El pensamiento es como un caldo de cocido para el alma, sobre todo si está bien guarnecido y desgrasado, eso evitará que engordes tu mente de grasa perjudicial y sobrante, esa grasa que se transmite de individuo a individuo, a través de comunicaciones móviles absurdas y sin sentido.

 

Y es que algunos chuletas, tanto hembras como machos, merecen que se les bajen los humos antes de que lleguen a puestos de responsabilidad, de los que luego es difícil descabalgarlos. Papás, Mamás vigilen bien a sus retoños y sobre todo eduquen bien, porque lo que hoy solo es una declaración en el Congreso un día puede transformarse en un asesinato o un caso de pederastia y eso imagino que ya no les va a gustar. Pero claro como decía vivimos en un mundo light, en el que las cosas carecen de importancia, pero un alma rota puede que no se arregle hasta que no vea el cuerpo de otra alma rota y tirado en la acera en miedo de un charco de sangre.

 

Un mundo sin alma, podría ser el título del documental que cualquier cineasta, medio inteligente, podría hacer. No se puede pedir más en un mundo uniformado y enrasado de neuronas temblorosas que, eternamente dudan porque no saben, o no contestan como en las encuestas.

Rodolfo Arévalo

Nací en Marsella ( Francia ) en 1954. Viví en diversos países debido a los destinos que tuvo mi padre ( diplomático ). Estudié en colegios franceses hasta la edad de 12 años. Estudié bachillerato y COU en el colegio Nuestra Señora del Pilar de Madrid. Estudié música en el Real conservatorio de música de Madrid, formé parte y pertenecí a varios grupos musicales entre ellos “ Los Lobos “. Creé varios grupos musicales de Pop Rock. Toco el bajo y compongo canciones, música y letra. Estudié Fotografía general y publicitaria, diplomatura (dos años) de cinematografía e Imagen y sonido equivalente a Técnico Superior de Imagen y Sonido. Soy socio Numerario de la SGAE desde el 1978. Pertenezco a la Academia de Televisión. Soy un gran lector de libros de ensayo, divulgación y de vez en cuando novela. En el año 1985 Ingresé por concurso oposición a TVE. Fui ayudante de realización y realizador. En el año 2009 me pre jubilaron muy a mi pesar. En la actualidad estudio programas de tratamiento de imagen.
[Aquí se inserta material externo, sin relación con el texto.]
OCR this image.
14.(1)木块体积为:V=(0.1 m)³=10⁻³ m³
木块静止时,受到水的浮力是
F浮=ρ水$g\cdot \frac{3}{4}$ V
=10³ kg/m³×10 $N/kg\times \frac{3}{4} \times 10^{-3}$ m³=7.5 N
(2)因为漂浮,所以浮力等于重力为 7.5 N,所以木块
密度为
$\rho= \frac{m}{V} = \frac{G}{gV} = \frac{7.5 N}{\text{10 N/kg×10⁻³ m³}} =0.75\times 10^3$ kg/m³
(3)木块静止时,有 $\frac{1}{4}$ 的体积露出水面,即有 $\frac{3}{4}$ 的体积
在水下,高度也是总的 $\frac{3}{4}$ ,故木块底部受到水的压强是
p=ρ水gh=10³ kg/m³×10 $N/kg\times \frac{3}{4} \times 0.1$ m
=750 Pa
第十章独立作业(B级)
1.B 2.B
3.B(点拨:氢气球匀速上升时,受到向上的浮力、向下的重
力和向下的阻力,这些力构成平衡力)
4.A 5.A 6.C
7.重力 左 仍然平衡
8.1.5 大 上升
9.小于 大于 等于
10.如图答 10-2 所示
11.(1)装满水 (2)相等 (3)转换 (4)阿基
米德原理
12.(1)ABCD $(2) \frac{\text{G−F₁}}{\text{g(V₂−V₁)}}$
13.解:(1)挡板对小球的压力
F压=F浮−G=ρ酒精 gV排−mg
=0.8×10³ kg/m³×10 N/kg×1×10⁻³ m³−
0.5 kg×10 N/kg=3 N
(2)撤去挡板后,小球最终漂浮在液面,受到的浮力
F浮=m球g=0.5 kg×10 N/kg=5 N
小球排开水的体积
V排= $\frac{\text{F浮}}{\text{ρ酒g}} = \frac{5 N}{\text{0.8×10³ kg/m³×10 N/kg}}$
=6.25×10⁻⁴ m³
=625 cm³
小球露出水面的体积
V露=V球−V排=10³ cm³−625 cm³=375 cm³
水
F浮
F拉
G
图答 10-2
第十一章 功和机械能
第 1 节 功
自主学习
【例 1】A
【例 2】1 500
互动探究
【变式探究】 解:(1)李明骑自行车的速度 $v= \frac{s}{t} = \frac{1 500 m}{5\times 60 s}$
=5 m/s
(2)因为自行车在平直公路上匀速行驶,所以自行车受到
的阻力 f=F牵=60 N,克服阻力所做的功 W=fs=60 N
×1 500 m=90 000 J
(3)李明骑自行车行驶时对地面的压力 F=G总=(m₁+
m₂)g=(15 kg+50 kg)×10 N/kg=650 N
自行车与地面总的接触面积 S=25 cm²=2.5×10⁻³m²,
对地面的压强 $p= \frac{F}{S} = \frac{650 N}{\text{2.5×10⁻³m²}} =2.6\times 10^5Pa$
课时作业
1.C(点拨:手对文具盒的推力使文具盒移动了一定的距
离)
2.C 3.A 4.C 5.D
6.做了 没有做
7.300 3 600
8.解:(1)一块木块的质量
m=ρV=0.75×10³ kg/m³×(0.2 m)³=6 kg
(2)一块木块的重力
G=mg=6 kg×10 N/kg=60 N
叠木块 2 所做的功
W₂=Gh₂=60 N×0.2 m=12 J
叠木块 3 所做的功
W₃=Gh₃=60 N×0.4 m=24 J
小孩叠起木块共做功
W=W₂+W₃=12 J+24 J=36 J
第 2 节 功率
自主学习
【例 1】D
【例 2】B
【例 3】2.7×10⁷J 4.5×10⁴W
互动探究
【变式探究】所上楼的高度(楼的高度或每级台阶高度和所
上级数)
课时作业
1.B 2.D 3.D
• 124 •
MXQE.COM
He escrito varios guiones de cortometraje y realizado el que se llamó “ Incomunicado “, tengo otros en proyecto. Soy muy crítico conmigo mismo y con lo que me rodea. Soy autor de las novelas “El Bosque de Euxido” y "Esclavo Siglo XXI publicadas en Ediciones Atlantis. También me gusta escribir prosa poética. Me he propuesto seguir escribiendo novela.